Daily Democrat
- Type: Daily newspaper
- Format: Broadsheet
- Owner: Digital First Media
- Founder(s): W. L. Jernegan M. E. Everts
- Publisher: Mazi Kavoosi
- Editor: Carlos Guerrero
- Founded: 1857
- Language: English
- Headquarters: Woodland, California
- ISSN: 0747-1890
- Website: dailydemocrat.com

= Daily Democrat =

Newspaper in Woodland, California, United States

The Daily Democrat is the daily newspaper in Woodland, California. The paper is owned by Digital First Media. It is the oldest paper published in Yolo County, California.

==History==
In 1857, the weekly newspaper Yolo County Democrat was founded in Cacheville by William L. Jernegan and M. E. Everts. Samuel Ruland served as the paper's first editor. After about three months Everts withdrew and the paper ceased after a year. M. P. Ferguson acquired the property and revived the paper in 1859 as The Cacheville Spectator. That same year ownership transferred to T. J. Howard.

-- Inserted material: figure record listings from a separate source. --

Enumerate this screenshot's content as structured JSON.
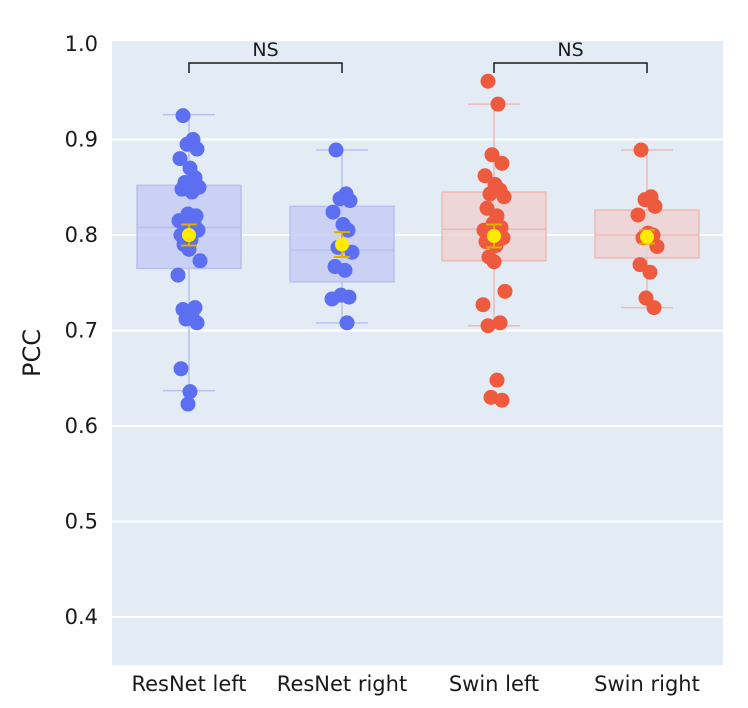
{
  "chart_data": {
    "type": "box",
    "ylabel": "PCC",
    "ylim": [
      0.35,
      1.0
    ],
    "yticks": [
      "1.0",
      "0.9",
      "0.8",
      "0.7",
      "0.6",
      "0.5",
      "0.4"
    ],
    "grid": true,
    "categories": [
      "ResNet left",
      "ResNet right",
      "Swin left",
      "Swin right"
    ],
    "colors": {
      "background": "#e3ecf5",
      "grid": "#ffffff",
      "resnet_point": "#5b6ff0",
      "resnet_box": "#c5cdf3",
      "swin_point": "#ee5a3e",
      "swin_box": "#efd2d2",
      "mean_marker": "#ffeb00",
      "mean_errorbar": "#e0b000"
    },
    "series": [
      {
        "category": "ResNet left",
        "q1": 0.765,
        "median": 0.808,
        "q3": 0.852,
        "whisker_low": 0.637,
        "whisker_high": 0.926,
        "mean": 0.8,
        "mean_err": 0.011,
        "points": [
          0.925,
          0.9,
          0.895,
          0.89,
          0.88,
          0.87,
          0.86,
          0.855,
          0.85,
          0.848,
          0.845,
          0.822,
          0.82,
          0.815,
          0.812,
          0.808,
          0.805,
          0.8,
          0.795,
          0.79,
          0.785,
          0.773,
          0.758,
          0.724,
          0.722,
          0.718,
          0.712,
          0.708,
          0.66,
          0.636,
          0.623
        ]
      },
      {
        "category": "ResNet right",
        "q1": 0.751,
        "median": 0.784,
        "q3": 0.83,
        "whisker_low": 0.708,
        "whisker_high": 0.889,
        "mean": 0.79,
        "mean_err": 0.013,
        "points": [
          0.889,
          0.843,
          0.838,
          0.836,
          0.824,
          0.811,
          0.805,
          0.787,
          0.782,
          0.767,
          0.763,
          0.737,
          0.735,
          0.733,
          0.708
        ]
      },
      {
        "category": "Swin left",
        "q1": 0.773,
        "median": 0.806,
        "q3": 0.845,
        "whisker_low": 0.705,
        "whisker_high": 0.937,
        "mean": 0.799,
        "mean_err": 0.012,
        "points": [
          0.961,
          0.937,
          0.884,
          0.875,
          0.862,
          0.853,
          0.847,
          0.843,
          0.84,
          0.828,
          0.82,
          0.812,
          0.808,
          0.805,
          0.802,
          0.8,
          0.797,
          0.793,
          0.789,
          0.777,
          0.772,
          0.741,
          0.727,
          0.708,
          0.705,
          0.648,
          0.63,
          0.627
        ]
      },
      {
        "category": "Swin right",
        "q1": 0.776,
        "median": 0.8,
        "q3": 0.826,
        "whisker_low": 0.724,
        "whisker_high": 0.889,
        "mean": 0.798,
        "mean_err": 0.007,
        "points": [
          0.889,
          0.84,
          0.837,
          0.83,
          0.821,
          0.802,
          0.8,
          0.797,
          0.788,
          0.769,
          0.761,
          0.734,
          0.724
        ]
      }
    ],
    "annotations": [
      {
        "text": "NS",
        "from": "ResNet left",
        "to": "ResNet right"
      },
      {
        "text": "NS",
        "from": "Swin left",
        "to": "Swin right"
      }
    ]
  }
}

Howard relocated the paper to Knights Landing and published under the title The Knights News in August 1859 with S. L. Snyder as co-publisher and co-proprietor. The paper shuttered after eight days. Two months later S. W. Ravely revived the paper and resumed printing that November under the old name. The paper moved to Woodland on June 11, 1864 and the name was changed to the Woodland News.

In August 1865, the paper came under the ownership of H. C. Grover and Charles E. St. Louis. At that time the paper switched party affiliations from Democrat to Republican. W. A. Henry became editor in November 1867 and the name was changed back to the Yolo County Democrat. Two years later and Henry was succeeded by L.P Hall, who ran the paper until a libel suit from the Yolo Mail caused him to retire. William Saunders become the paper's sole owner by February 1870 and ran it for a decade. The name was changed again on June 1, 1877 to the Woodland Daily Democrat. The paper was briefly owned by Ruffner & Lee, who sold out to Wick B. Parsons in 1887.

In 1891, Edward E. Leake, editor of the Dixon Tribune purchased the paper. In 1926, Leake died. His son Paul R. Leake then took over as publisher and died in 1977. His son Kenneth E. Leake then worked as publisher until his death in 1981. At that time his widow Eleanor Leake published the paper. In total, the Leake family owned the Daily Democrat for 92 years until 1984, when it was sold to the Donrey Media Group. Donrey ceded control of the paper to the California Newspapers Partnership in 1999. The company is owned by MediaNews Group, Inc.